4 The advantages of the flyback switching power source are that the circuit is relatively simple and the volume is relatively small. The flyback switching power source’s modulation amplitude is far higher than that of the forward switching power source output voltage.

The advantages of the flyback switching power source are that the circuit is relatively simple, and it uses less than a large energy storage filter inductor and a freewheeling diode than the forward switching power source. Simultaneously, the flyback switching power source has a smaller volume than the forward switching power source and the cost is likewise less. Furthermore considerably greater than the forward switching power source is the modulation amplitude of the flyback switching power source output voltage. Consequently, the flyback switching power source calls for quite low error signal amplitude of the duty cycle control as well as a limited gain and dynamic range of the error signal amplifier. Flyback switching power sources are still somewhat common in the sector of home appliances due to their benefits.

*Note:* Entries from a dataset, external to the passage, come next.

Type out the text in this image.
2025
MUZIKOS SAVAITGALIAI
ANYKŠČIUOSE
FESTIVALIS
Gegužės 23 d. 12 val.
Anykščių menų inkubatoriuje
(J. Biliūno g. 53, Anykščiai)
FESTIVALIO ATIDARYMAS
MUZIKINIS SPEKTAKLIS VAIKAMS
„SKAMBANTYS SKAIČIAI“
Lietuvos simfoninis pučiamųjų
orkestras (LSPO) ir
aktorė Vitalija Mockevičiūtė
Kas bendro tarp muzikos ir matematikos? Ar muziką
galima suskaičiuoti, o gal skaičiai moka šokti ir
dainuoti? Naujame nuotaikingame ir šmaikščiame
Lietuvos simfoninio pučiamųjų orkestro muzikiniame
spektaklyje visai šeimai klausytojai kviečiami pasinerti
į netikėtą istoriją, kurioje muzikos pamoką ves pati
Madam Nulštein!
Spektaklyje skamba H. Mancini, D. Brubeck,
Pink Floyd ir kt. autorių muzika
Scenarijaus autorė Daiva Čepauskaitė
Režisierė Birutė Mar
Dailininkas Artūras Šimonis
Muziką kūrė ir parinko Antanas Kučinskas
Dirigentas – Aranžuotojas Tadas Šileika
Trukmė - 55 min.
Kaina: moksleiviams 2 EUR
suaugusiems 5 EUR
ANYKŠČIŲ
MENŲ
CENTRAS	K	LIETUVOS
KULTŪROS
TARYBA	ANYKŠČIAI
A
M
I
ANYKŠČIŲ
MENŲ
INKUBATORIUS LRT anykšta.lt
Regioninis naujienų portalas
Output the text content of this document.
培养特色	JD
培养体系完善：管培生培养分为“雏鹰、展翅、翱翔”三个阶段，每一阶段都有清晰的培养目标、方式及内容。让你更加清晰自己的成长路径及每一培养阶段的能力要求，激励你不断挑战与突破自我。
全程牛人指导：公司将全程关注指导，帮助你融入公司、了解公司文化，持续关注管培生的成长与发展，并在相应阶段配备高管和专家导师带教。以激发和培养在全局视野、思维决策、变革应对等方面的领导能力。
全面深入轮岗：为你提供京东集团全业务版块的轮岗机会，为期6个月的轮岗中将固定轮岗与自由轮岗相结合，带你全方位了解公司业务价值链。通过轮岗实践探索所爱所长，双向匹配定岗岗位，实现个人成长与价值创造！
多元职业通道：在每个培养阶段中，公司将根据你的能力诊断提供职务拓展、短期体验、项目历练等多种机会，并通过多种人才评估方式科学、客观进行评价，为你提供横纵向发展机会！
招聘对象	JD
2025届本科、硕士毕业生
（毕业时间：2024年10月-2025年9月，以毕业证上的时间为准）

5 Flyback switching power sources are mostly used in occasions with low power or multiple outputs.

6 Flyback switching power sources do not require magnetic reset windings.

When the switch tube is turned off in a flyback switching power source, the transformer energy storage of the flyback converter releases to the load and the magnetic core is naturally reset without any magnetic reset procedures needed.

7. In a flyback switching power source, the voltage regulator has both the function of energy storage and the function of voltage transformation and isolation.

In low-power and multi-channel output applications with its benefits of simple circuit, small size and low cost, flyback switching power source finds a place. It is impossible to overlook, nonetheless, its constraints in voltage and current output characteristics, transient control features and transformer efficiency. Designers should give these elements thorough thought and select the best power source system.